Seen on the likes of Dua Lipa, Troye Sivan (who wore a black version to the Met Gala), Patti LaBelle, Julia Fox, Charli XCX, and more, it’s also worth mentioning that the Ana sold out within two and a half hours of its first drop last year!
The Next Telfar?
Given the Ana’s tremendous success, it comes as no surprise that the bag has already gained a reputation as a gender-inclusive, downtown status symbol. And HighSnobiety writer Alex Pauly has proclaimed the purse “the Kelly of Crown Heights.”
If that sounds familiar to you, you’re not alone. Having captivated the New York audience with his newest creation, the trajectory of Lopez’s Ana closely resembles that of one his closest peers, the OG Bushwick Birkin – the Telfar Tote. Not only does it bring the designer’s background into focus – having been described as a “wearable reflection of community” – but, like Telfar, it isn’t limited to a specific demographic or audience. Lopez himself says it all, “Luar is for the culture. It’s for everyone.”
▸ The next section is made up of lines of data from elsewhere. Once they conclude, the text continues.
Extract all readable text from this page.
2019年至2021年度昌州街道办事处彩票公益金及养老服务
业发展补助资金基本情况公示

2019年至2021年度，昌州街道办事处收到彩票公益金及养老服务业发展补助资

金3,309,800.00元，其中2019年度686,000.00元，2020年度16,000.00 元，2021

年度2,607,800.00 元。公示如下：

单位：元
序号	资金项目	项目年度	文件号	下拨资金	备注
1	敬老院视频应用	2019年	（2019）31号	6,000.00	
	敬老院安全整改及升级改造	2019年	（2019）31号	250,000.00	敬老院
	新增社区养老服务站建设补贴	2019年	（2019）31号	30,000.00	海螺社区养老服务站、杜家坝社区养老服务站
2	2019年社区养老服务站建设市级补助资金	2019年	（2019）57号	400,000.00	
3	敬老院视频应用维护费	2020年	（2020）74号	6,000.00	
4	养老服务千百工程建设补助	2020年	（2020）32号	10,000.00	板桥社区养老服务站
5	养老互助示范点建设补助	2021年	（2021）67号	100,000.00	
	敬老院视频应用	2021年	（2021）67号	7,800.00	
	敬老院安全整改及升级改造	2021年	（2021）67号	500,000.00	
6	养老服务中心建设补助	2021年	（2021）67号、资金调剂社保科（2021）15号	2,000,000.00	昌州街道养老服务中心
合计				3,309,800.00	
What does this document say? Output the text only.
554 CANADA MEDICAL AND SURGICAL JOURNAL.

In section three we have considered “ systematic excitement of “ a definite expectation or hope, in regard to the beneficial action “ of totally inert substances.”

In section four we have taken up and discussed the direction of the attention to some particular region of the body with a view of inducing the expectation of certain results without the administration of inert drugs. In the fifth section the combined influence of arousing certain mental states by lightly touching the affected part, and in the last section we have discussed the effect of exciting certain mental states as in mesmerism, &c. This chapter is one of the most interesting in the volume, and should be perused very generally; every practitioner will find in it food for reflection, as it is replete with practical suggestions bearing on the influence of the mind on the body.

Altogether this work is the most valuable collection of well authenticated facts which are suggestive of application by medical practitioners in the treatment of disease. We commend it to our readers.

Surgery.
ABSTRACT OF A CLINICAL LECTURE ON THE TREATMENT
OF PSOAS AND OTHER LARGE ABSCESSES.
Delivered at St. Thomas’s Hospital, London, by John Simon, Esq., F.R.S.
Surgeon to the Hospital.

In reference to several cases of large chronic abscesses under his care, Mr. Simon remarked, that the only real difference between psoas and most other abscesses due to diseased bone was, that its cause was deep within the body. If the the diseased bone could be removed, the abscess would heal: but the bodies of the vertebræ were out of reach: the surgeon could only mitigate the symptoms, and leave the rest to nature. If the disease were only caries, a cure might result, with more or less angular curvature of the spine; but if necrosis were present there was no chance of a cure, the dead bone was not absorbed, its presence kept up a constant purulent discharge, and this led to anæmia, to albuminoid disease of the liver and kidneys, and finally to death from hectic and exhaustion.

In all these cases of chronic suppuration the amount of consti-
And because of the Ana’s immense reception, high-end stockists, like SSENSE, Nordstrom, and Moda Operandi, are racing to scoop it up. In fact, Lopez himself purportedly showed the Ana’s design to Clemens in its pre-launch stage, and both designers continue to take pride in each other’s work. Plus, like many of their contemporaries, the two share similar notions of luxury, where something isn’t necessarily expensive. Rather, it’s the joy and meaning which can be derived from it that truly matters.
But it’s not just the Ana’s social relevance that has risen it to an it-bag status. At the end of the day, it’s a highly functional bag that’ll accompany you to work and to the party afterward. And for stylist Mel Reneé Leamon, it’s the perfect purse that “speaks to the New York creative professional.”
After all, it isn’t every day that one wins the CFDA Accessories Designer of the Year award like Lopez did this November courtesy of the Ana’s success.
Ultimately, it is indie designers like Lopez who are spearheading the current vibe shift. Their medley of cultures, backgrounds, and generations is driving the latest trends, and authenticity is paramount.
But this transition isn’t something to be intimidated by. Everyone has their place in the world, and it’s our love for handbags that unite us. And despite the hefty social narratives, fashion needn’t be so serious either, as Lopez himself says, “now I can wear a bag with everything and dress myself up and have fun!”